More frequently we see believers who begin their career well and finish it poorly. Such is the history of Lot who, not having Abraham’s faith, nevertheless followed in his footsteps. His life then becomes morally weaker and weaker due to his love of earthly goods, and it ends in a most shameful manner (Genesis 12:1-4 and ch. 19). Such is the history of Gideon, humble and distrustful of himself, courageous in cleansing his house of false gods, then leader of Israel and the victor over Midian---but at the very end he causes his house and all the people to sin through an ephod [a priestly garment] which he had made an idol (Judges 6:14-15; 8:22-27).
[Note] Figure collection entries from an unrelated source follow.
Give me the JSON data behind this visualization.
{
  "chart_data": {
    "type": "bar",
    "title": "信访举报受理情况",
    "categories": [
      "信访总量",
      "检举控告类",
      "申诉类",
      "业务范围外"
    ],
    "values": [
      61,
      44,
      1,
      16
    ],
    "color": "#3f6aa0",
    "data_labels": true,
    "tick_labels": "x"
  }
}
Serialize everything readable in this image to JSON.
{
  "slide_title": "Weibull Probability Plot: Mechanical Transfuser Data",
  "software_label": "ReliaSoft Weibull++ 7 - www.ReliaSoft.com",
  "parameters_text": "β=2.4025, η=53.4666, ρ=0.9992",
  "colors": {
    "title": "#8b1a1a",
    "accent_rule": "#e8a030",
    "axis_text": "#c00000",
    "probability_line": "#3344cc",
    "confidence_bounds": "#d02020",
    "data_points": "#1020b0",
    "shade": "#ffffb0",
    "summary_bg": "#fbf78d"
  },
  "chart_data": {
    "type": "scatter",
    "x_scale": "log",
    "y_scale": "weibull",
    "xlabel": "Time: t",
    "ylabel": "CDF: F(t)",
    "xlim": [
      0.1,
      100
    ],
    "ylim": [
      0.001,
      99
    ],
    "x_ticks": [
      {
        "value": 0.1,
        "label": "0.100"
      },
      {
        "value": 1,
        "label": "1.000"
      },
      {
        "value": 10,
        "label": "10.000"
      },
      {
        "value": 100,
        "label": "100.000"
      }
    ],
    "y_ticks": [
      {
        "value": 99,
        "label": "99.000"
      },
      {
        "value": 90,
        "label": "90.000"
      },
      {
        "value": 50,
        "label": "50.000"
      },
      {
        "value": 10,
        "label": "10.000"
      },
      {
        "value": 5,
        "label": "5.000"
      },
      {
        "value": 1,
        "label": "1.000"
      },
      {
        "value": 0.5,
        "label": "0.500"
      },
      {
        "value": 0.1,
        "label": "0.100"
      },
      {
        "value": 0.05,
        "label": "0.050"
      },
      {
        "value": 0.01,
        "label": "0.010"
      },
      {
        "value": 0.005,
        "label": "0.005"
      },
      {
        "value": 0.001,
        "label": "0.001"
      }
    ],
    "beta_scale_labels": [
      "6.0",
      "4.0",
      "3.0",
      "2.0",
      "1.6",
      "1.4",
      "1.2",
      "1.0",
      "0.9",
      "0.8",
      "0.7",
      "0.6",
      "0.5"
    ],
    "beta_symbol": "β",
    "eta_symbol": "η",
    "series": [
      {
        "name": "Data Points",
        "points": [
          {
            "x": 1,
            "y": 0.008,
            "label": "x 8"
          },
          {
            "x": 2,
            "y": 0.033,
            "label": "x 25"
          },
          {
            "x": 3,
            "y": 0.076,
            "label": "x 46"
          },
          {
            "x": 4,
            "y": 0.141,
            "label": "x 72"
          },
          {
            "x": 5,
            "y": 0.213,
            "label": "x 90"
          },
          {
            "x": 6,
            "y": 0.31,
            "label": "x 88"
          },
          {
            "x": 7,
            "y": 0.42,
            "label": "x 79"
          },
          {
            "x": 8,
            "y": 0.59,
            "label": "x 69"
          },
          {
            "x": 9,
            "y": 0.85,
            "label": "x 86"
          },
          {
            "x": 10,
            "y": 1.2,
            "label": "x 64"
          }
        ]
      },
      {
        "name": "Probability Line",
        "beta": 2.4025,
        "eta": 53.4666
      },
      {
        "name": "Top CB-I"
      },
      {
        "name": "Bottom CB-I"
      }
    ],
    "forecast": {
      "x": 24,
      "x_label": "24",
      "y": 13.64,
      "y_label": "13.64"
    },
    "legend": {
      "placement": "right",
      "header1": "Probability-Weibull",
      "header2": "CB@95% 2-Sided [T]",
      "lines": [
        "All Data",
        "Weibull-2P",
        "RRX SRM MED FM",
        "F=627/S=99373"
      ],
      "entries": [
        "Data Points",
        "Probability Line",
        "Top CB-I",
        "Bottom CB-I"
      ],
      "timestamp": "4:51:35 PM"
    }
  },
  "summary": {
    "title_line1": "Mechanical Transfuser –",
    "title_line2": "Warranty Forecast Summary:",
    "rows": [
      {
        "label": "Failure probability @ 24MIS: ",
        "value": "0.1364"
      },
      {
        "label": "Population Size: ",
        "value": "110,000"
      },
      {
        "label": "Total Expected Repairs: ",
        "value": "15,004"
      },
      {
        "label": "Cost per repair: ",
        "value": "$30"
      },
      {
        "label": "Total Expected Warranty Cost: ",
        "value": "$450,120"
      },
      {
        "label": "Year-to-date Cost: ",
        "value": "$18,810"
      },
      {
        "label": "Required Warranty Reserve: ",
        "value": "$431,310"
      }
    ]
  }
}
Such is the history of Solomon. He had everything: wisdom, practical righteousness, forgetfulness of self, understanding in the thoughts of God, the desire to glorify Him, and power. God uses him to communicate wisdom’s sayings to future generations. But Solomon finishes badly. He loved many strange [foreign] wives who turned his heart away after their false gods. The servant of the true God became an idolater! (See 1 Kings 11:1-10.)
Between these two paths we see the path of a believer who, from beginning to end, walks faithfully without faltering in a spirit of personal holiness and separation from the world. Such was the case with Abraham, whose faith and dependence only rarely were in contradiction and who judged his walk whenever it troubled his communion with God. (See, for example, Genesis 12:10 - 13:4.)
But such was, above all, the path of Christ, the uniform path of the perfect Servant as we see in Psalm 16. There we find not a single imperfection, but rather absolute confidence, complete obedience, perfect dependence, flawless practical righteousness, divine holiness in a Man, unshakable faith, unlimited love, unfaltering hope. When we consider such a path, we can only worship.
But we can also follow Him, and He gives us the capacity and the power to do so. Between ourselves and Him there will always be the difference between the imperfect and the perfect, the finite and the infinite; but as long as our eyes are fixed on Him we will find the secret of a walk that glorifies Him to the end in this world.